Home > Awards > 61.3 TEASER: 2022 Pacific Spirit Poetry Prize Winner Emory Brinson’s “poem with resonance”

We are excited to share Emory Brinson’s poem, “poem with resonance.” This piece is the Grand Prize Winner of the 2022 Pacific Spirit Poetry Prize and is included in our Spring 2023 issue: 61.3, available for purchase now. Brinson’s poem buzzes with the isolation of chronic illness, while simultaneously rendering the experience beautifully collective.


Contest judge Grace Lau describes Brinson’s poem:

The winning piece, “poem with resonance,” took a unique idea and expanded upon it in a range of wonderful ways. What does resonance have to do with seizures? With memory? This poem ties all three together. It’s science and art and nostalgia. I didn’t expect to be taken inside the minutes and seconds of a seizure the way this poem transported me, inside an MRI machine — and then, inside a time machine. 

My mother and grandmother and brother and father and grandfather all inside of me,

generations of fracturing neurons meeting in my gray matter

so that with every seizure the years and stars and bodies that made me resonate.

The dead and the living and all their ghosts collecting dust in my prefrontal lobe.

Even now, this poem resonates in me.


poem with resonance
Emory Brinson

In the moments just before a seizure, breath resonates.
The seconds ring, shutter, flatten until only the suggestion of time
passing remains. I understand the body and the brain and history as living
things: through space/fingers/negative pressure they resonate
I meant to write about the way an MRI tracks the realignment of
protons as a magnetic force dances through the body,
to write a poem with the same kinetic resonance;
instead, I blink back to myself at the kitchen table,
the taste of my grandmother’s collards on my tongue,
and the stench of a hot comb sizzling against skin resonating.

I like to think of my seizures as a meeting of fault lines,
where past and present friction and each meeting quakes

After all, before I knew to call them partial/focal/seizures, I called them déjà
vu, convergences of forgotten perceptions and past lives inside me, resonating.
As it is, all I ever see is my own body and the ones it came from.

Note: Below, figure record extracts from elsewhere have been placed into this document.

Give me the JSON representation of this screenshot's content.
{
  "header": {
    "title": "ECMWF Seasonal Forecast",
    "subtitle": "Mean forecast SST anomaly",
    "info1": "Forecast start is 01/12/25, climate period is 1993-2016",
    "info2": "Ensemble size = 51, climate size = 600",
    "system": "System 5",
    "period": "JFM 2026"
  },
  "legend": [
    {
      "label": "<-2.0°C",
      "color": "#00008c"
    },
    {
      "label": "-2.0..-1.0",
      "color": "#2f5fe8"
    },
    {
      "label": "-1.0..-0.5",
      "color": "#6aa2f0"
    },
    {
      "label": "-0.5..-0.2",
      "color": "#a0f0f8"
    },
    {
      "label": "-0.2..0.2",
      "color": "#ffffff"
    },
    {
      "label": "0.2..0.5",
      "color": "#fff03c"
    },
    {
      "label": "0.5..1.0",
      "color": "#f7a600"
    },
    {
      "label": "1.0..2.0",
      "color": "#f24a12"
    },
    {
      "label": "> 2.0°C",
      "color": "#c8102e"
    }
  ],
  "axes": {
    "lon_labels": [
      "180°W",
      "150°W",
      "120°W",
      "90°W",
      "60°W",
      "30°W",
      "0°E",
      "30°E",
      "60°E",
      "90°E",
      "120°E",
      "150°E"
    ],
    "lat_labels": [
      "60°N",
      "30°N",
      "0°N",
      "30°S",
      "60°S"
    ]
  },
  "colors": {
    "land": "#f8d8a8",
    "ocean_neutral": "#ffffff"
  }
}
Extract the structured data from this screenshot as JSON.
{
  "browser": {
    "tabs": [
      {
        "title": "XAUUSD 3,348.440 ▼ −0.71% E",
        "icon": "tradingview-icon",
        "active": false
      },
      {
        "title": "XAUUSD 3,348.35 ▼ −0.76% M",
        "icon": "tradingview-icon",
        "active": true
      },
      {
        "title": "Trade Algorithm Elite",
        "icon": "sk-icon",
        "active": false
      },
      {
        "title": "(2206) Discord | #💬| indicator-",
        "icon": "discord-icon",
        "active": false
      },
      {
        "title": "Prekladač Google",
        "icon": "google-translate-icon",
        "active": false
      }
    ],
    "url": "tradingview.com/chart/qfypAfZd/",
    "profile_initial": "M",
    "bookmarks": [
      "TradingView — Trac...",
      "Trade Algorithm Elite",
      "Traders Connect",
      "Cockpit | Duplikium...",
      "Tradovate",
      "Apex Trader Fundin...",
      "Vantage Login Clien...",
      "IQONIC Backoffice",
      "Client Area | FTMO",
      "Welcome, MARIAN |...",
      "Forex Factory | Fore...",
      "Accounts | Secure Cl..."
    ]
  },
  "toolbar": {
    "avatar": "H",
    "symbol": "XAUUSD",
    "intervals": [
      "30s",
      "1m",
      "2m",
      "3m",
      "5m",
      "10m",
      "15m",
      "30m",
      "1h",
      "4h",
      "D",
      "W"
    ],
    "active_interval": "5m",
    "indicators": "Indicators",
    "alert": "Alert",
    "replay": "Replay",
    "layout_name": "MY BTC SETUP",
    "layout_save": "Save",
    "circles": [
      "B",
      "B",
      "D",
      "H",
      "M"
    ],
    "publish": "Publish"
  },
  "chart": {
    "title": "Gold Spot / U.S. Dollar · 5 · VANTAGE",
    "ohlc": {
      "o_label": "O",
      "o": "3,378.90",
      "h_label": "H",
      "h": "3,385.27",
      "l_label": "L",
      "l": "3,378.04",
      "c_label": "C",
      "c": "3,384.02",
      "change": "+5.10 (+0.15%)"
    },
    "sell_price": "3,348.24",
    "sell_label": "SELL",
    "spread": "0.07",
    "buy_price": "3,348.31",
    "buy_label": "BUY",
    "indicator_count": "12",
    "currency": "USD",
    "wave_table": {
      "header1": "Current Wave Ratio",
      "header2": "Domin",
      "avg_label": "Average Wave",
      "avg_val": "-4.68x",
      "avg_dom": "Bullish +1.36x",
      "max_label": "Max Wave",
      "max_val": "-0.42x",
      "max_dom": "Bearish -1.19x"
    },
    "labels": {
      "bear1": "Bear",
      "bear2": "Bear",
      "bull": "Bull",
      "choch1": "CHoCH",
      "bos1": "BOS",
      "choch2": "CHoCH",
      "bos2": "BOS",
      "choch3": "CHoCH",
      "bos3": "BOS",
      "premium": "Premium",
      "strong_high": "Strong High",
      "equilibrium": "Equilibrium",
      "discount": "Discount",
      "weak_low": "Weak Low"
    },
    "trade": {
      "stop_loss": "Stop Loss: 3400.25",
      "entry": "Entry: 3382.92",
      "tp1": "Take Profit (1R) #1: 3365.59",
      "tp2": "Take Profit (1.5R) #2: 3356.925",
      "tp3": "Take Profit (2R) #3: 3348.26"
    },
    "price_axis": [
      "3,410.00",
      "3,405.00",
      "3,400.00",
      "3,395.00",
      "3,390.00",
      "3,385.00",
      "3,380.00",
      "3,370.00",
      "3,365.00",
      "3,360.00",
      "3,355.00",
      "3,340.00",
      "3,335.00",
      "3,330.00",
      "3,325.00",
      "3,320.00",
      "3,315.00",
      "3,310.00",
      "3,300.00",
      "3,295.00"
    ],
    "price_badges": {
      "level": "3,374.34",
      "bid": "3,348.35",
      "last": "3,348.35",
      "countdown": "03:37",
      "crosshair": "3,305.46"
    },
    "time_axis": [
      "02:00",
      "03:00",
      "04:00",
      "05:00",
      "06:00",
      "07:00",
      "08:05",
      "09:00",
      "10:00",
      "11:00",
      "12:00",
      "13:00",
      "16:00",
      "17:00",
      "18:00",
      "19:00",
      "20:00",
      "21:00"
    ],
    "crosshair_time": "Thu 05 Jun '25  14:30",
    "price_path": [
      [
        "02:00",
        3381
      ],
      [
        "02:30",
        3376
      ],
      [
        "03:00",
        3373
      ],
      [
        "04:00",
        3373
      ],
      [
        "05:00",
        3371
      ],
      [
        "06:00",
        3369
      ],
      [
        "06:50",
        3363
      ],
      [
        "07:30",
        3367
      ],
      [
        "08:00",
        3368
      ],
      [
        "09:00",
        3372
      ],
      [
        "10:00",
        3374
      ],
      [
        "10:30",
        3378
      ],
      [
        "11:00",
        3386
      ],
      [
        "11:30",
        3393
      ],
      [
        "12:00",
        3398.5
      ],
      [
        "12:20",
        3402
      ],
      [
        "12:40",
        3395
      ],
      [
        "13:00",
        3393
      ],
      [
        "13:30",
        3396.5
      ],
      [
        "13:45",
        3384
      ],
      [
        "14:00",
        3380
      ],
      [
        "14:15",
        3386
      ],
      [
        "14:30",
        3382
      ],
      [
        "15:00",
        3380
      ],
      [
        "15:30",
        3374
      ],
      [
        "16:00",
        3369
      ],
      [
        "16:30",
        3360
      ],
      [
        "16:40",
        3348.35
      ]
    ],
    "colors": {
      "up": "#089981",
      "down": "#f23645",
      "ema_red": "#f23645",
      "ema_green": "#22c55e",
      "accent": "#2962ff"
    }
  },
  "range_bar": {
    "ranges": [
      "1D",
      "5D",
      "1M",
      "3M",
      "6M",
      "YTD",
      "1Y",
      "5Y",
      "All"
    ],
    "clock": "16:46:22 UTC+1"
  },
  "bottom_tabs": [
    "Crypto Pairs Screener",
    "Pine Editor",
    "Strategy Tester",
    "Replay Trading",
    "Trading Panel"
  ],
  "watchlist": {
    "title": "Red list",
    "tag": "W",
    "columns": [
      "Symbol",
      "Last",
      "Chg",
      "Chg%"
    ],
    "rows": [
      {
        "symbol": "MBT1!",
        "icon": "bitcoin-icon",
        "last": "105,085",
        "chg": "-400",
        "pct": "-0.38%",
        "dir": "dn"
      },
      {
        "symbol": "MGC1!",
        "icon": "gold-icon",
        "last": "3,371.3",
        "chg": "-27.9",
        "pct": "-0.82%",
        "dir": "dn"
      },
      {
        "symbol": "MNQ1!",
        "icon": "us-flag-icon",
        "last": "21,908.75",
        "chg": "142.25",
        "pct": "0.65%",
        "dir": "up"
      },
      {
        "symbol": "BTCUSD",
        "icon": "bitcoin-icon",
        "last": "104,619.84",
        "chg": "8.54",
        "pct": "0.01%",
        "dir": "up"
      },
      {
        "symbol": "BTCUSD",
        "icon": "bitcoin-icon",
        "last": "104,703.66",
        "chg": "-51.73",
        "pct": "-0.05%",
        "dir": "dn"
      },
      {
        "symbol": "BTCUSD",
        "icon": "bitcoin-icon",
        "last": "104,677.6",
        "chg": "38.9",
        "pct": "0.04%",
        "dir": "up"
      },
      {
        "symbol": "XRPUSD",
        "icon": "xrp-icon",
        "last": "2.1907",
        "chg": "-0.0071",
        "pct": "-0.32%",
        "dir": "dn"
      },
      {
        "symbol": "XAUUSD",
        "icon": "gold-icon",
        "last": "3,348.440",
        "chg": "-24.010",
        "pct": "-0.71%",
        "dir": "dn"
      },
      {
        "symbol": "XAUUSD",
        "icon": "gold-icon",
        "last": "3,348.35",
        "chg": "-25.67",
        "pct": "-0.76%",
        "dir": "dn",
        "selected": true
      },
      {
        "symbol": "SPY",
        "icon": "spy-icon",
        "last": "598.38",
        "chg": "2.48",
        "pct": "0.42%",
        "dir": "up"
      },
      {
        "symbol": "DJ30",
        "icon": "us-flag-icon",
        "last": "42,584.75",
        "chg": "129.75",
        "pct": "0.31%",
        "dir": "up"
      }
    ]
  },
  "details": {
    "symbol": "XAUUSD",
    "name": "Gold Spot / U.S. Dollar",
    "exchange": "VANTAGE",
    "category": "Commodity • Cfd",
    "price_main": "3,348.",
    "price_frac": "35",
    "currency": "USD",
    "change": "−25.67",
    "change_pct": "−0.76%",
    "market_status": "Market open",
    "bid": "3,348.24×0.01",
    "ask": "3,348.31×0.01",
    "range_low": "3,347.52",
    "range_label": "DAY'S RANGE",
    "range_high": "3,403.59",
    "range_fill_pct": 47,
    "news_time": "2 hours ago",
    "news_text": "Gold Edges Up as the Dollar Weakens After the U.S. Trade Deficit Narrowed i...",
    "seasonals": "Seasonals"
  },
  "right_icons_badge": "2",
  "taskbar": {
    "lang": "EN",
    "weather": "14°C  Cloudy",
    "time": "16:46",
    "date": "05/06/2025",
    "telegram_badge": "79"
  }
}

I catch glimpses and snapshots:
my grandmother as a chubby, mud-stained child,
her teeth gapped, one swinging loose against my skull, voice resonating.
The back of my head from my brother’s eyes circa ‘06, his tongue cherry red,
fingers burning ice cold against my wrist asking me to dance for the last time.
My mother too, getting down in 1993, hips swaying in a four-dollar dress, the
swing resonating in my own stiff joints.

I wake from a seizure two-stepping to Jill Scott,
Red dye 42 sweetening each stuttered breath—
every body’s history on repeat inside of me.

I can only hold what I write,
so I write about my blackness and my epilepsy in equal measures.
I am always trying
to piece myself together and they are both always resonating the body to pieces.

I seize again and again,
fall into true-false familiarity
learn to season greens/sugar tea/win at spades
watch men broker with death,
taste each violence with casual cruelty,
and still each bullet pop/hip lock/seizure resonates. What
I am trying to say is that my ill mirrors my black—the
constant needling of partial realities
as the biological and environmental collide,
the way each dual force resonates.

I romanticize my own pain so I can live with it,
so I can speak it into something physical,
into something someone else can see.
This poem the call so the response can resonate.

I am defined by every violent/inevitable/breathtaking meeting.
(The past and the present,
the known and the unknown,
two wayfaring neurons.)
Each grating glance resonates.

My mother and grandmother and brother and father and grandfather all inside
of me,
generations of fracturing neurons meeting in my grey matter
so that with every seizure the years and stars and bodies that made me resonate.
The dead and the living and all their ghosts collecting dust in my prefrontal lobe.

Here is what I think: every few weeks my brain shoves me into a past
self, so I don’t forget the scorching
so the wound smoulders instead of flickering out
so my history resonates.


Emory Brinson is a public policy and literary arts student studying at Brown University in Providence, Rhode Island, the land of the Narragansett Indian Tribe. She is terrified of spiders and obsessed with writing about the body and its fragments. Her poetry is a meditation on the ways the past echoes throughout the physical form. She is from Charlotte, NC, and her other passions include building equitable educational systems, drinking Earl Grey tea, and playing Scrabble with her grandmother. Her work has been recognized by the Scholastic Art and Writing Awards, the Nancy Thorp Poetry Contest, and YoungArts. She was a finalist for the Elinor Benedict Poetry Prize, and she is published or forthcoming in Sledgehammer Lit, Apiary Magazine, Olney Magazine, and more.